Fig. 4. Investigating the kinetics of the uptake of the S-MGBs into live HeLa cells. Alkyne scattering of S-MGB-528 and S-MGB-529 in live HeLa cells for the whole cells (A and B) and cytoplasm and nuclear regions (C and D). HeLa cells were incubated with increasing concentration of either S-MGB-528 or S-MGB-529 (240 min). Following drug treatment and imaging, the alkyne Raman intensities for each concentration, and the whole cell, nucleus and cytoplasm, were measured and normalised to the symmetric stretching of the C–H at 2930 cm⁻¹, then, the normalised Raman intensities were averaged and with the relative standard deviations divided by the time (240 min) to generate the kinetics of drug uptake associated with S-MGB-528 and S-MGB-529 in HeLa cells at the cellular and subcellular level. Lastly, the kinetics associated with the uptake of S-MGB-528 and S-MGB-529 and the relative standard deviation were plotted against the drug concentration fitting the Michaelis–Menten model whilst the kinetics of drug accumulation at the cytoplasmic and nuclear level were plotted against the drug concentration. Raman data were collected using 532 nm, 0.5 s integration time, 10 mW laser power, 60× immersive objective lens, step size 1 μm in x and y, 1 accumulation.
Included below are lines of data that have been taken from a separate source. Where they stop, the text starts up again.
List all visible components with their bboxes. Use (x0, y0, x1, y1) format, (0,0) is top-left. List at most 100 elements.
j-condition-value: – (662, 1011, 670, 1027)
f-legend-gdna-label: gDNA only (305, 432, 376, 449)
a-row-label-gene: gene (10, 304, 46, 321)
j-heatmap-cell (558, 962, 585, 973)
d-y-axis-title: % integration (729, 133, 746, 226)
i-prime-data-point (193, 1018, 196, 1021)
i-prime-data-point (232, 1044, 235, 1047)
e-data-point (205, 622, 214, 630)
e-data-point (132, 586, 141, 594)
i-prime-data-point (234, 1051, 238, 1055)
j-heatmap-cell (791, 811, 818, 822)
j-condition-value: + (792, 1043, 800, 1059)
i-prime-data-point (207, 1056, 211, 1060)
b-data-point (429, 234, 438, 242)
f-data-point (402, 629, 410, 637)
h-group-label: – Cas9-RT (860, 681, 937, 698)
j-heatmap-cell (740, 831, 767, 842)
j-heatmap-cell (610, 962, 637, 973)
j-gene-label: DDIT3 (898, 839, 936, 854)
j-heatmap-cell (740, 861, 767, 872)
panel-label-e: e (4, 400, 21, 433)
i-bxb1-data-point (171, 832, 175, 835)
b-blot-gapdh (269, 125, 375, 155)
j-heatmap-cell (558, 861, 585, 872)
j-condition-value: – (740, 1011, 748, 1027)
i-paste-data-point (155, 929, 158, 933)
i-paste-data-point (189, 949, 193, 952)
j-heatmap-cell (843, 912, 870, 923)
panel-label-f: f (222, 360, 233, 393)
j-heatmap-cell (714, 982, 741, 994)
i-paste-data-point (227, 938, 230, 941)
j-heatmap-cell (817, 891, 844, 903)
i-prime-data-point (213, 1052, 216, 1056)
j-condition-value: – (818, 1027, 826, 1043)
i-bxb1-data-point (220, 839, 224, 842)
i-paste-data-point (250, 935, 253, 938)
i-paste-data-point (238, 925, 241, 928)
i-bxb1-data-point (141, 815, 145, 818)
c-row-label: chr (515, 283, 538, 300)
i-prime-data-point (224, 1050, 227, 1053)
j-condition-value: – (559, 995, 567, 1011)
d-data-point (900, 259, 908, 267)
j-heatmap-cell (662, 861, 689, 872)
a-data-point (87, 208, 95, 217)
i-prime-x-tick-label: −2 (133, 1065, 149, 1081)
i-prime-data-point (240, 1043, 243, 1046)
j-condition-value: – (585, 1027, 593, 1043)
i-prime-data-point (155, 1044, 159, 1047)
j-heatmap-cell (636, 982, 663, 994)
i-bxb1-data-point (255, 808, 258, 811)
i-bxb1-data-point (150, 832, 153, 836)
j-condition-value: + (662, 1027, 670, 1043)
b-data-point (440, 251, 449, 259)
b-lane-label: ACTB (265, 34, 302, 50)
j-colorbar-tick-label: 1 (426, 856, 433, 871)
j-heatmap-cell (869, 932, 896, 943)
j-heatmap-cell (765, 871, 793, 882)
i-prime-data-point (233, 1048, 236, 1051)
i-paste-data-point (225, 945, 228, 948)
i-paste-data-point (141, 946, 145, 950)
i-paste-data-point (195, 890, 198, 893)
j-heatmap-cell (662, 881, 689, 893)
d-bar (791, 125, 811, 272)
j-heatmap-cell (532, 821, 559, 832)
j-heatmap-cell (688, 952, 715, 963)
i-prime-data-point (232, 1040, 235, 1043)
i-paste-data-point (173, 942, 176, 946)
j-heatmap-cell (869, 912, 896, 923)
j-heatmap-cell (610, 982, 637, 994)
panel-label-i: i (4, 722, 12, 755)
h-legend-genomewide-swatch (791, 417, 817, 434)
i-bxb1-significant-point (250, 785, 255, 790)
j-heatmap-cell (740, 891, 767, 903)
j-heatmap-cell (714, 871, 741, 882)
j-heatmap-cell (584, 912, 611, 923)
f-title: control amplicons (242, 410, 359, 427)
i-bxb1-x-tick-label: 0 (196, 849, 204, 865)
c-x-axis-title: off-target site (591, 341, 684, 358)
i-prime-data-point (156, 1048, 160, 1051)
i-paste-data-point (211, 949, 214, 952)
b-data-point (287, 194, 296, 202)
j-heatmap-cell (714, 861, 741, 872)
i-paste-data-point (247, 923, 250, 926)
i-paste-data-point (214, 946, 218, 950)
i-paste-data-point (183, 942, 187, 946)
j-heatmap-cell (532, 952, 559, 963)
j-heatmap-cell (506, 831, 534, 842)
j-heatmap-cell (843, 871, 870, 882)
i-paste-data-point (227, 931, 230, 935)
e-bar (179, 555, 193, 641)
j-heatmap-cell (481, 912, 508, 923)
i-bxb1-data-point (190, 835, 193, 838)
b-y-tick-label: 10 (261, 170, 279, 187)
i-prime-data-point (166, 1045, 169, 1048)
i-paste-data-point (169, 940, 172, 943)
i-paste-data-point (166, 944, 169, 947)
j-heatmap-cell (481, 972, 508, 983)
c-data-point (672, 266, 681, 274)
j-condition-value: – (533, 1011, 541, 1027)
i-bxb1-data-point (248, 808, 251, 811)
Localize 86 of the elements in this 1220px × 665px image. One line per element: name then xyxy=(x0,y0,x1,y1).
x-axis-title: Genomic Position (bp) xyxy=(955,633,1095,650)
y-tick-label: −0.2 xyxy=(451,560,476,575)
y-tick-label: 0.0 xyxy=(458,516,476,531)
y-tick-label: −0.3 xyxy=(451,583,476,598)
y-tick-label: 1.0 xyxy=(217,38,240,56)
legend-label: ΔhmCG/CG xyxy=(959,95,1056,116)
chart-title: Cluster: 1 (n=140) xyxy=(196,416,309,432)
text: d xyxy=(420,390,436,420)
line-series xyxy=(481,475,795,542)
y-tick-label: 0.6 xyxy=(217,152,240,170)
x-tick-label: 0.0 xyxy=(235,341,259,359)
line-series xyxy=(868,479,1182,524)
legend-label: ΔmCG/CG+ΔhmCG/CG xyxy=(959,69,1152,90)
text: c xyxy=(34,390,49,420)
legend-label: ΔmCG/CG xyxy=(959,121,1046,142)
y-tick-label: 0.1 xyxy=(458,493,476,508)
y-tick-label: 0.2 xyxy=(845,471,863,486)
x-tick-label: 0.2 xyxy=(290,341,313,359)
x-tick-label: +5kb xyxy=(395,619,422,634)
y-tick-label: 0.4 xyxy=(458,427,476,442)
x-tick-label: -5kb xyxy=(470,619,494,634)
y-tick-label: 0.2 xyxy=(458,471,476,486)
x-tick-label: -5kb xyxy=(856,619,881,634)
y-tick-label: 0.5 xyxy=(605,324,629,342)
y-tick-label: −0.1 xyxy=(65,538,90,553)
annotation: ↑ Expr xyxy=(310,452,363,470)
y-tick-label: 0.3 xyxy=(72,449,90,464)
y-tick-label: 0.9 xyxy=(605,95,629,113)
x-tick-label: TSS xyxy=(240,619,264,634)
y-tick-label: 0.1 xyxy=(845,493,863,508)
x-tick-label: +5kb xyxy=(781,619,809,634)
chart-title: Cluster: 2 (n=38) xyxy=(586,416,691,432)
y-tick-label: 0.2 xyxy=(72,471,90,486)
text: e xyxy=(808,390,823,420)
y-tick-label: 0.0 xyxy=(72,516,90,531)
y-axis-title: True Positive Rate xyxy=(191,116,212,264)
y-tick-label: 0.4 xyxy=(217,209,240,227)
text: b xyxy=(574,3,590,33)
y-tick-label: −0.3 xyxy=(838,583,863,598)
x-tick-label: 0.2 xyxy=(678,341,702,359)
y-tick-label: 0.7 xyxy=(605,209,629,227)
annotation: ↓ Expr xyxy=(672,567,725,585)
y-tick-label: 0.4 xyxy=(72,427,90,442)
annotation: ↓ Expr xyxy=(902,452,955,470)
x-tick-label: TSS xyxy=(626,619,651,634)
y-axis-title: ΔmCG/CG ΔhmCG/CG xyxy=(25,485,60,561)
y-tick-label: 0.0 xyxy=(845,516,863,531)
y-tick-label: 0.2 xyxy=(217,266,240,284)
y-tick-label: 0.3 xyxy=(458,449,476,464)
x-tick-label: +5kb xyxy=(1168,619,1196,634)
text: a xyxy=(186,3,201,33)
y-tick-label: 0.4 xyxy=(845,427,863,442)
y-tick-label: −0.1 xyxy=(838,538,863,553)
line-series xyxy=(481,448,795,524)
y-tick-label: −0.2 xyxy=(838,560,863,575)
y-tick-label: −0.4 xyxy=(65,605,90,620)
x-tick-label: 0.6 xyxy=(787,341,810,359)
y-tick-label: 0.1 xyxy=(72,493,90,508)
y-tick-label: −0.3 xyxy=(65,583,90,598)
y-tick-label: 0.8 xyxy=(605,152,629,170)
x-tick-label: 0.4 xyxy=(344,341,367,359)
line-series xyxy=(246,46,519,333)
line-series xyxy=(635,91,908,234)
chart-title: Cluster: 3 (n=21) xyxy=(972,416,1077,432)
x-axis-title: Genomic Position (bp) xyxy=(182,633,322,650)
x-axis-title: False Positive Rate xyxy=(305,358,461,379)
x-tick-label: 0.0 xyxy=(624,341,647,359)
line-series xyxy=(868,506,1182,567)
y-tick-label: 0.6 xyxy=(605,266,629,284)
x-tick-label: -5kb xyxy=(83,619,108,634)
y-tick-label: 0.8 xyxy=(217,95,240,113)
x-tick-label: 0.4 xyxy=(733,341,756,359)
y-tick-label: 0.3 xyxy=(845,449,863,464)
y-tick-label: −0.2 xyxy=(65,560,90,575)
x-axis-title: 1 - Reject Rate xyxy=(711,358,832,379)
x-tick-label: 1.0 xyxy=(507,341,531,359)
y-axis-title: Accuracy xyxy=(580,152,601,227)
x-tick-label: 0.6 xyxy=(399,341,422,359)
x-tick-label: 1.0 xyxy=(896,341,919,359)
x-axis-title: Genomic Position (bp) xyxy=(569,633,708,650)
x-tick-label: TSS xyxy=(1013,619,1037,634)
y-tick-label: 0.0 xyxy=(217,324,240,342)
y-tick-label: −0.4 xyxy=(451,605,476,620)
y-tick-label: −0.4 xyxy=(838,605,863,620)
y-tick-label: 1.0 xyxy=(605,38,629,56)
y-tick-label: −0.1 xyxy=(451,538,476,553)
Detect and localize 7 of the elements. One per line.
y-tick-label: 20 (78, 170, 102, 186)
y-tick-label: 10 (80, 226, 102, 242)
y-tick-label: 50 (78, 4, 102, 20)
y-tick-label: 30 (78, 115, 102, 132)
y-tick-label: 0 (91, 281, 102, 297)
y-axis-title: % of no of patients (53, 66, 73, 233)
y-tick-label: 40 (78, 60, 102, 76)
A minimum of three replicate images were acquired for each condition. Data represents mean ± SD.

Fig. 5. Investigating S-MGBs uptake using stimulated Raman scattering. (A) Time-dependent uptake of S-MGB-528. Representative SRS images of live HeLa cells after the treatment with S-MGB-528 (10 μM) for either 30 min or 6 h. The samples were imaged using SRS microscopy at the following: 2930 cm⁻¹ (proteins), 2850 cm⁻¹ (lipids), 2106 cm⁻¹ (alkyne) and 2000 cm⁻¹ (off-resonance). An image achieved by merging the channels of proteins and alkyne is also shown, highlighting the time-dependent subcellular localisation of the S-MGB-528. Lookup table: 0–3000 a.u. (Lipids and proteins), 0–1500 a.u. (on–off resonance) (B) The progressive lysosomal accumulation of S-MGB-528 in live HeLa cells using SRS microscopy. Representative SRS images of live HeLa cells after the treatment with S-MGB-528 (10 μM) for either 0.5, 2 and 4 h. The samples were imaged using SRS microscopy at the following: 2930 cm⁻¹ (proteins), 2850 cm⁻¹ (lipids) 2106 cm⁻¹ (alkyne) and 2000 cm⁻¹ (off-resonance). The time-lapse study highlights the progressive time-dependent accumulation of S-MGB 528 within the cytoplasm. Lookup table: 0–3000 a.u. (proteins and lipids), 0–1500 a.u. (on–off resonance). Scale bar size: 10 μm.